= Depopulation of cockroaches in post-Soviet states =

Post-1991 phenomenon in Eastern Europe and Central Asia

Since the beginning of the 21st century, the rapid disappearance of several types of cockroaches has been observed in Russia and other post-Soviet states. Various factors have been suggested as causes of their depopulation.

== Background==
A mass depopulation of cockroaches has been observed since the beginning of the 21st century in Russia and other countries of the former USSR. Observers have noted a rapid disappearance of various types of cockroaches from cities and towns in Russia, Azerbaijan, Kazakhstan, Ukraine, Moldova, and Belarus.

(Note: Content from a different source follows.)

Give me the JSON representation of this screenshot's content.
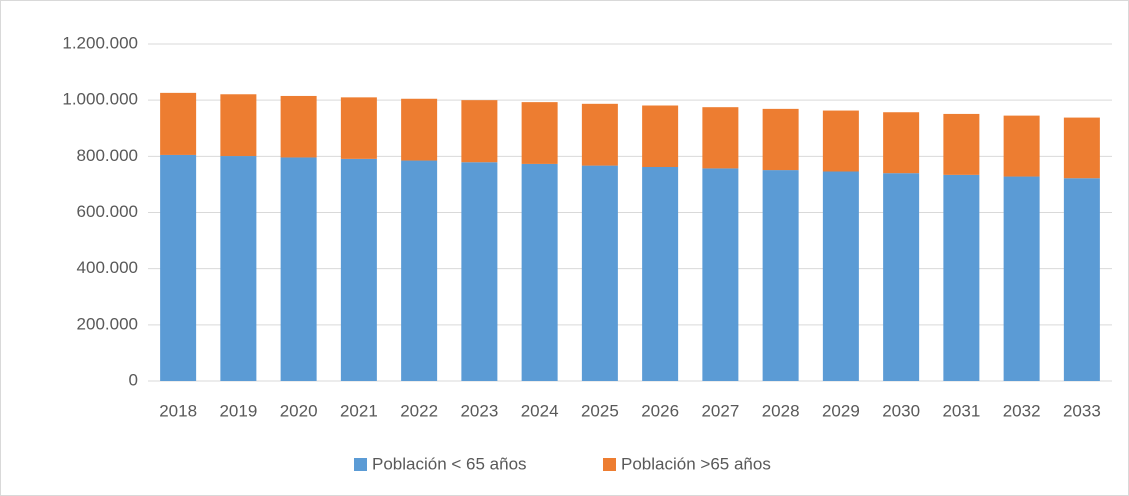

However, no such depopulation has been observed in larger Russian megalopolises such as Moscow, Saint Petersburg, and Nizhny Novgorod.

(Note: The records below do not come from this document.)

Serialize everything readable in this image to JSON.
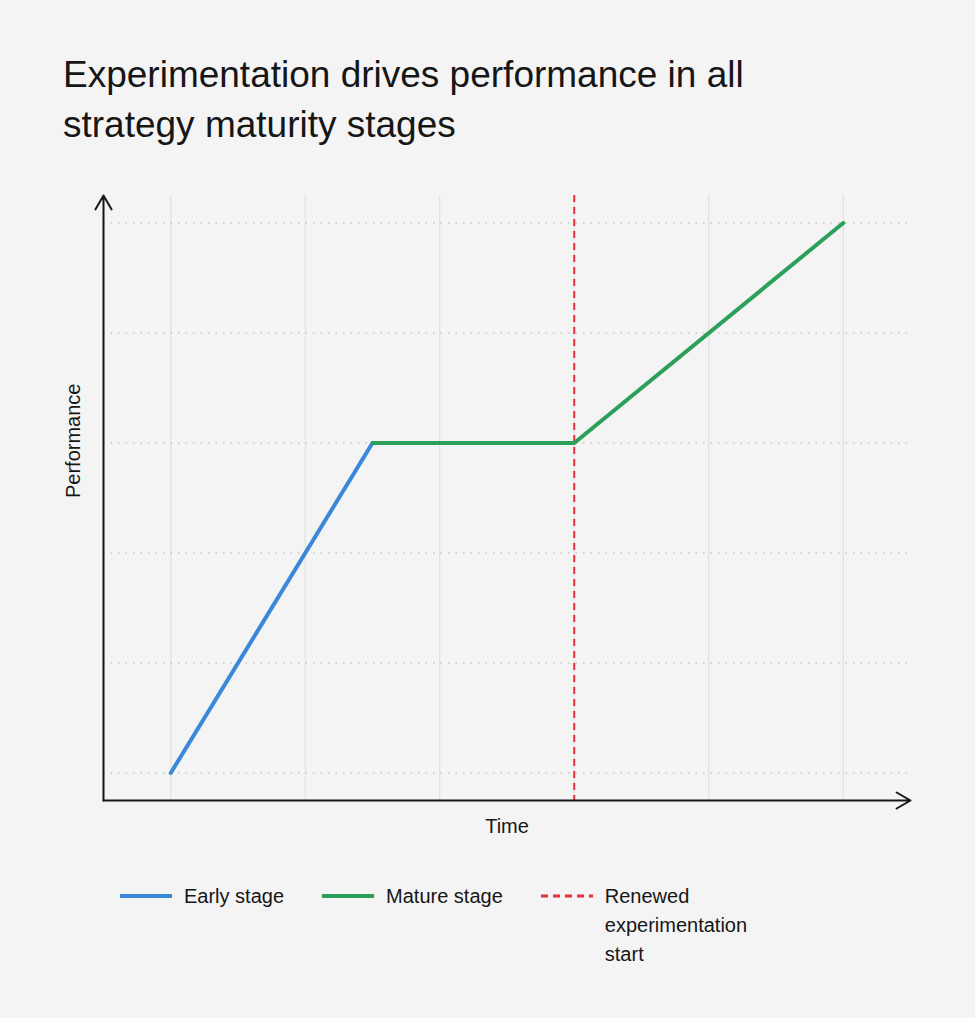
{
  "chart_data": {
    "type": "line",
    "title": "Experimentation drives performance in all strategy maturity stages",
    "x_label": "Time",
    "y_label": "Performance",
    "xlim": [
      -0.5,
      5.5
    ],
    "ylim": [
      -0.25,
      5.25
    ],
    "xticks": [
      0,
      1,
      2,
      3,
      4,
      5
    ],
    "yticks": [
      0,
      1,
      2,
      3,
      4,
      5
    ],
    "grid": true,
    "tick_labels": false,
    "series": [
      {
        "name": "Early stage",
        "color": "#3b88d8",
        "line_style": "solid",
        "x": [
          0,
          1.5
        ],
        "values": [
          0,
          3
        ]
      },
      {
        "name": "Mature stage",
        "color": "#2ca05a",
        "line_style": "solid",
        "x": [
          1.5,
          3,
          5
        ],
        "values": [
          3,
          3,
          5
        ]
      }
    ],
    "vlines": [
      {
        "name": "Renewed experimentation start",
        "x": 3,
        "color": "#e8303a",
        "line_style": "dashed"
      }
    ]
  }
}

Scientists from Chelyabinsk and Yekaterinburg have suggested that the oriental cockroach should be added to the IUCN Red List of Threatened Species.

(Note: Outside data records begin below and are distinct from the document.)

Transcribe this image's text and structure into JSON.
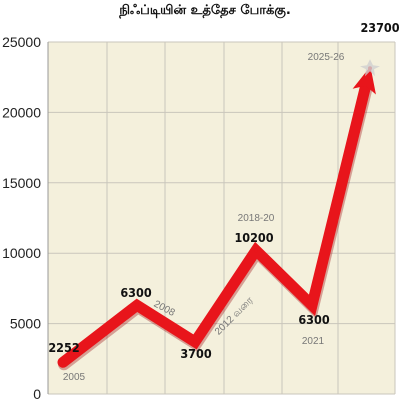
{
  "chart_data": {
    "type": "line",
    "title": "நிஃப்டியின் உத்தேச போக்கு.",
    "ylim": [
      0,
      25000
    ],
    "y_ticks": [
      "0",
      "5000",
      "10000",
      "15000",
      "20000",
      "25000"
    ],
    "grid": true,
    "points": [
      {
        "value": 2252,
        "label": "2252",
        "period": "2005"
      },
      {
        "value": 6300,
        "label": "6300",
        "period": "2008"
      },
      {
        "value": 3700,
        "label": "3700",
        "period": "2012 வரை"
      },
      {
        "value": 10200,
        "label": "10200",
        "period": "2018-20"
      },
      {
        "value": 6300,
        "label": "6300",
        "period": "2021"
      },
      {
        "value": 23700,
        "label": "23700",
        "period": "2025-26"
      }
    ],
    "colors": {
      "line": "#e8151b",
      "plot_bg": "#f4f0dc",
      "grid": "#c9c6bb"
    }
  }
}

==Suggested explanations==
The depopulation of cockroaches may be exaggerated, or this phenomenon may be temporary or cyclic.
A number of explanations of the phenomenon are discussed in the media, of varying degree of credibility.

- Usage of plastic bags to store domestic waste and the discontinuation of rubbish chute usage.
- Cockroaches may have migrated out of homes to other, more suitable places.
- Transitioning from antiquated roach-management methods such as egg yolk and boric acid to newer poisons and methods may have led to more effective depopulation.
- Usage of modern construction materials may also contribute to the phenomenon; the population of cockroaches might have been reduced due to their purported ingestion of unsafe substances. However, cockroaches were noticed to disappear even in the houses where such construction materials were not used.
- The emergence of Pharaoh ants, who compete with the cockroaches for food, and may even feed on them. The ants will feed on dead cockroaches.
- Ozone holes may also lead to abnormal chronobiology in cockroaches.
- Internal competitions between cockroaches may decrease the number of cockroaches.